Por P. Prisciliano Hernández Chávez, CORC.

Estamos sumergidos en la oscuridad del horror por tantos crímenes cometidos en nuestro suelo patrio. Campos de concentración de horror y muerte, de exterminio y adiestramiento, de inocentes asesinados cruelmente y escuelas del crimen.

Familias enteras sumergidas en el dolor por la pérdida de familiares y en la tristeza por unos gobernantes que silencian su ineptitud con discursos vacíos, sedientos de aplauso y reconocimiento. El reclamo por la justicia de la sangre derramada que clama al cielo se acalla con las luchas de aranceles con gritos convenencieros de soberanía.

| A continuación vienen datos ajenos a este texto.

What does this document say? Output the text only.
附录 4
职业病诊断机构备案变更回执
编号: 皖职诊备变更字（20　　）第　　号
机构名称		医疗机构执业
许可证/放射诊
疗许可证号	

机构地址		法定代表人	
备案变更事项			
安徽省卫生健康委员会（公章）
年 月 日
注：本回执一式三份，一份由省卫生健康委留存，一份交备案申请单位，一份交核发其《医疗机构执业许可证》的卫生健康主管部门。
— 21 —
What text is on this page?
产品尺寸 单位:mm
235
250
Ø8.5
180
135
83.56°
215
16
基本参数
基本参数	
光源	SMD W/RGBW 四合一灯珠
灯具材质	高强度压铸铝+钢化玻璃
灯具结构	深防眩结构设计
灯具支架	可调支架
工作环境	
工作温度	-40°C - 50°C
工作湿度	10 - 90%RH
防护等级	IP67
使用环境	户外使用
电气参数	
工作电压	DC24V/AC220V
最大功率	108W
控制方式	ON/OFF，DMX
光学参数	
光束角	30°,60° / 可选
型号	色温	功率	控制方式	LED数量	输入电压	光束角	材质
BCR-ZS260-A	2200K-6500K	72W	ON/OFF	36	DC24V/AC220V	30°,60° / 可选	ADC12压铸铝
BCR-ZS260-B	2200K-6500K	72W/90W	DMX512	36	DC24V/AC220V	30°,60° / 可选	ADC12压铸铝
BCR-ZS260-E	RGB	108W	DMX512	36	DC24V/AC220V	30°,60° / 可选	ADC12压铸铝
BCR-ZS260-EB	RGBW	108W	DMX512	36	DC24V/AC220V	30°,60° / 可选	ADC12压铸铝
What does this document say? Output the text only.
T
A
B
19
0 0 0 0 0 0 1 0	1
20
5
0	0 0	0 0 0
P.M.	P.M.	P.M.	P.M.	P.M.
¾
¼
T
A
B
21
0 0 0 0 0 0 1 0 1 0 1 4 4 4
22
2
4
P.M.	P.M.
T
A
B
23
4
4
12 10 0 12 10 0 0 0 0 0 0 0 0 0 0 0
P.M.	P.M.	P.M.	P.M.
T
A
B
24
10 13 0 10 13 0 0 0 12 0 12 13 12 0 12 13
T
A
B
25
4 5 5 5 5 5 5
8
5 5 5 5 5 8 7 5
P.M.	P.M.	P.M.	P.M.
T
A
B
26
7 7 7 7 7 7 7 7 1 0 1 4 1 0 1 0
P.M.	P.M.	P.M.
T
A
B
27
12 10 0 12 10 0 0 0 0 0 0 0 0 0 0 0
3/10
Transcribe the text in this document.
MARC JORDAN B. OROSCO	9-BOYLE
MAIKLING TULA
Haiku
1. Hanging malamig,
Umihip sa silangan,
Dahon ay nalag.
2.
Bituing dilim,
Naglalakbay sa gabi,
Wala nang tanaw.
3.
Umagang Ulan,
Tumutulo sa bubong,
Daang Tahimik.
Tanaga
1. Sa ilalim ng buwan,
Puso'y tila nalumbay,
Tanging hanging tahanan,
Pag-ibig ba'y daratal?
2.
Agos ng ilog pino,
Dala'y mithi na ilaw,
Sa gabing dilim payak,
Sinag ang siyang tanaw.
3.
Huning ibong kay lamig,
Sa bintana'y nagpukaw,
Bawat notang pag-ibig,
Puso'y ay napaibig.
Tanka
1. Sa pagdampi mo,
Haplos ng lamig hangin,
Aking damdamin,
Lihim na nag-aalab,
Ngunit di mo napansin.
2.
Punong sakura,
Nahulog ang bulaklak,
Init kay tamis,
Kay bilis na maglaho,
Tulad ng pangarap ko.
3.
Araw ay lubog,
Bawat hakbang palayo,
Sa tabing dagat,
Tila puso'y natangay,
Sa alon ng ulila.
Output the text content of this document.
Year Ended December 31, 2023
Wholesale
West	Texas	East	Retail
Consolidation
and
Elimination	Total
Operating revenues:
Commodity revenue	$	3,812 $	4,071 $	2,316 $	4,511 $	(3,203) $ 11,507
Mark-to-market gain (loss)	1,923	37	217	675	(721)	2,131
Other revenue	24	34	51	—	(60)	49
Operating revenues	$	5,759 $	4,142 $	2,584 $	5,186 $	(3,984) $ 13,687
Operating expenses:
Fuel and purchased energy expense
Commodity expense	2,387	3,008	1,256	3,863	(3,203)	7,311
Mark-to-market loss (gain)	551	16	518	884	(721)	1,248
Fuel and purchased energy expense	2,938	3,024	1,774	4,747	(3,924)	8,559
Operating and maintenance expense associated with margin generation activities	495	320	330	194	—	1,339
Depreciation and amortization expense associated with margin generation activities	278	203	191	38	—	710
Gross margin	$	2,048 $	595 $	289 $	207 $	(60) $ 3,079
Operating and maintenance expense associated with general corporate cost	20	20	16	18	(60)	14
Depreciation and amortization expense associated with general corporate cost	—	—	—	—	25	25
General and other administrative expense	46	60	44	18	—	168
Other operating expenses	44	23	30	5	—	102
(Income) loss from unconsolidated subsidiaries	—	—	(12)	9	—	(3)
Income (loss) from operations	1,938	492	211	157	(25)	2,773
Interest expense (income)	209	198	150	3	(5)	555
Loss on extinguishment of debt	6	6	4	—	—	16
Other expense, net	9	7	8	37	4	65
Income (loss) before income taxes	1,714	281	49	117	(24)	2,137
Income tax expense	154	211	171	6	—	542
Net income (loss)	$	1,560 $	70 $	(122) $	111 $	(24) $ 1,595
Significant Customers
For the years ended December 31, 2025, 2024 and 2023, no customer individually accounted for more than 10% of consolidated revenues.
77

La hora de las tinieblas se ha ceñido sobre nuestro pueblo teñido dolor y desesperanza. Decepción tras decepción arman los corazones sin ilusiones y sin futuro; futuro negado ante un presente de indiferencia y maldad.

Ahí está nuestras herramientas de un conocimiento sistematizado y una tecnología cada vez más sorprendente; se piensa que los conocimientos centrados en la sola razón propiciarán la liberación tan deseada. Pero el misterio de la propia existencia excede los limites del espacio y del tiempo, del aquí y del ahora. Nuestro horizonte, querámoslo o no, es nuestro mismo misterio y el Misterio de los misterios, cercano y trascendente, Dios.

La persona divina del Verbo encarnado, Jesús, puede ser nuestro referente en esta nube del no saber en nuestro presente oscuro y trágico.

Su condición divina y el mundo interior de Jesús orante, se transparenta en su rostro iluminado y sus vestidos esplendentes de gloria. Este es el misterio de su condición divina y humana que llamamos la ‘Transfiguración del Señor’ (Lc 9, 28 b-36).

Jesús escucha a Moisés, encarnación de -Torá-Ley y a Elías-nabí,-Profeta de profetas, quienes hablaban de su muerte que habría de ser en Jerusalén (cf Lc 9,31). El proyecto del Padre es manifestar el amor a toda prueba, hasta la muerte de la Cruz; el camino de la gloria pasa por el misterio de la Cruz, misterio de la total donación de sí mismo.

Así conocemos que la auténtica oración, la encarnación de la oración de Jesús en nosotros mismos, nos lleva a amar como Jesús en la total donación sacrificial de sí, para participar también de la gloria del Señor resucitado, porque la muerte dolorosa no es el final; ‘finis sed non finis’, -es el fin pero no el fin último.

Por tanto, se impone sintonizar con el mismo Jesús. Su Padre y nuestro Padre, nos da el mandato: ‘Este es mi Hijo, mi escogido; escúchelo’(Lc 9, 36).

En este tiempo de densas tinieblas, podemos buscar momentos de Tabor, momentos de oración centrados en Jesús, a través de los Santos Evangelios.

Es recomendable la ‘lectura de la Palabra de Dios y orar la propia vida’; ya de por sí el periódico Observador tiene una sección dominical en la cual se nos invita a realizar esta práctica, que técnicamente llamamos ‘lectio divina’.

Sugiero estos pasos: 1) Invocación humilde al Espíritu Santo; 2) Lectura pausada del texto bíblico, principalmente de los Evangelios para tener ese referente y sintonía con Jesús, Palabra y Acontecimiento de Salvación; lectura pausada, se puede releer, dos o tres veces, para saber qué dice el texto en sí mismo; 3)Dios me habla, ¿qué me dice?; 4)Respuesta personal a la Palabra de Dios, con la oración de acción de gracias, petición de perdón, súplica de alguna gracia, orar por los demás, alabar o adorar, es decir, dejar que la majestad de Jesús me penetre y se manifieste en mí; 5) Contemplar la realidad como la ve Jesús; 6)Compromiso y toma de decisiones; 7) Oraciones finales, el Padre Nuestro, el Ave María, el Alma de Cristo, etc.

Recordemos el dicho de Santo Tomás que la santidad no consistía en saber mucho, ni en meditar mucho, sino en amar mucho.

Jesús es nuestra Palabra decisiva, ante un mundo en sombras de muerte.